Estimated Blood Loss
10 mL

Findings
Patient had significant amount of purulence material within the superficial tension blister with direct communication on the volar ulnar aspect of the thumb pad to an area of necrotic and a vascular tissue that involved the epidermis and dermis. This was deemed to be nonviable and due to the risk of worsening infection and necrosis this area was excised. This overall with approximately 1 x 1.5 cm. The flexor tendon sheath was visualized and found to be intact with no evidence of infection involving the flexor tendon or sheath.

Specimen(s)
Necrotic tissue for pathology as well as cultures x4.

Complications
None

Technique
Patient was seen in the preoperative holding area. The correct operative site was marked. Verbal and written consent was obtained. He was transferred to the operative suite and placed supine on the operating table. Bony prominences well padded. The right upper extremity was then prepped and draped in normal sterile fashion and a time-out was performed with all those in attendance in agreement correct operative site and procedure to be performed.

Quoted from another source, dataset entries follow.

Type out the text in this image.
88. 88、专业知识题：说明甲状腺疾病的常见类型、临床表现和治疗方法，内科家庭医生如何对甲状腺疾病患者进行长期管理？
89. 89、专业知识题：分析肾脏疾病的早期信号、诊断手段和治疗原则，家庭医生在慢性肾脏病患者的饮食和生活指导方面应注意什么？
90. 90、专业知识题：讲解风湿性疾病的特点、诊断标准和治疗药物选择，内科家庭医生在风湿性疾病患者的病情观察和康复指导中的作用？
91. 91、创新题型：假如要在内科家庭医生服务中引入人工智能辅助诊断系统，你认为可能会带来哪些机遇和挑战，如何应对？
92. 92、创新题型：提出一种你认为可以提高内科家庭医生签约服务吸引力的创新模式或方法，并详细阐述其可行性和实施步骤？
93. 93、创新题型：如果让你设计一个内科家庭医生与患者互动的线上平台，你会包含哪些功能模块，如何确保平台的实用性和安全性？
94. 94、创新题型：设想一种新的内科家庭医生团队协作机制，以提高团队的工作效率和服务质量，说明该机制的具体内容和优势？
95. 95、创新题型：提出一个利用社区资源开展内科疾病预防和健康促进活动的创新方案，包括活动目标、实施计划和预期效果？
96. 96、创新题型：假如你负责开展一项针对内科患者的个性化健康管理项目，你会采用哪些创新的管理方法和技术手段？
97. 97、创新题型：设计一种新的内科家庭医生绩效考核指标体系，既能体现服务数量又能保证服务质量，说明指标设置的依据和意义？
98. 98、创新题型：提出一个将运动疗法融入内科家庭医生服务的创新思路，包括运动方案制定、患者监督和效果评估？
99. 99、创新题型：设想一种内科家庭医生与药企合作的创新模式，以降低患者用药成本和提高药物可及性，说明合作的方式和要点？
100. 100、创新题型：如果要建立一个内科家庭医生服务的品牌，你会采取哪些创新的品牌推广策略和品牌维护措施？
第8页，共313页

A 15 blade scalpel used to incise through the superficial blister and skin with care being taken on the depth of incision to avoid damaging the ulnar digital neurovascular structures. Blunt dissection was then undertaken until the level of the abscess was found this was found to track down to the periosteum more proximally. Thorough debridement was undertaken utilizing sharp and blunt mass had. The area of the necrotic skin over the volar and ulnar thumb was divided and then excised after it was deemed to be nonviable. Blunt dissection was taken to the flexor tendon sheath and this was visualized and found to have no fluid collection or appreciable purulence. The deep fascial layers were found to be intact and there was a small subdermal abscess tracking proximally and dorsally. A curette was used to thoroughly debride this area as well as the tissue surrounding the abscess. Once nonviable necrotic tissue was removed as well as the purulence material, 3 L of sterile saline was thoroughly irrigated under gravity pressure throughout the wound as well as the track of the abscess. A single 2 0 nylon stitch was placed to reapproximate the incised area at the level of the excised skin to stabilize the flap. Iodoform packing was then placed followed by wet to dry dressings.

The thumb was well perfused at the end of the procedure with brisk cap refill. Hemostasis was maintained with direct pressure and electrocautery. The patient was woken from anesthesia and transferred to the PACU in stable condition. All needle and scrubbed counts were correct in the case x2.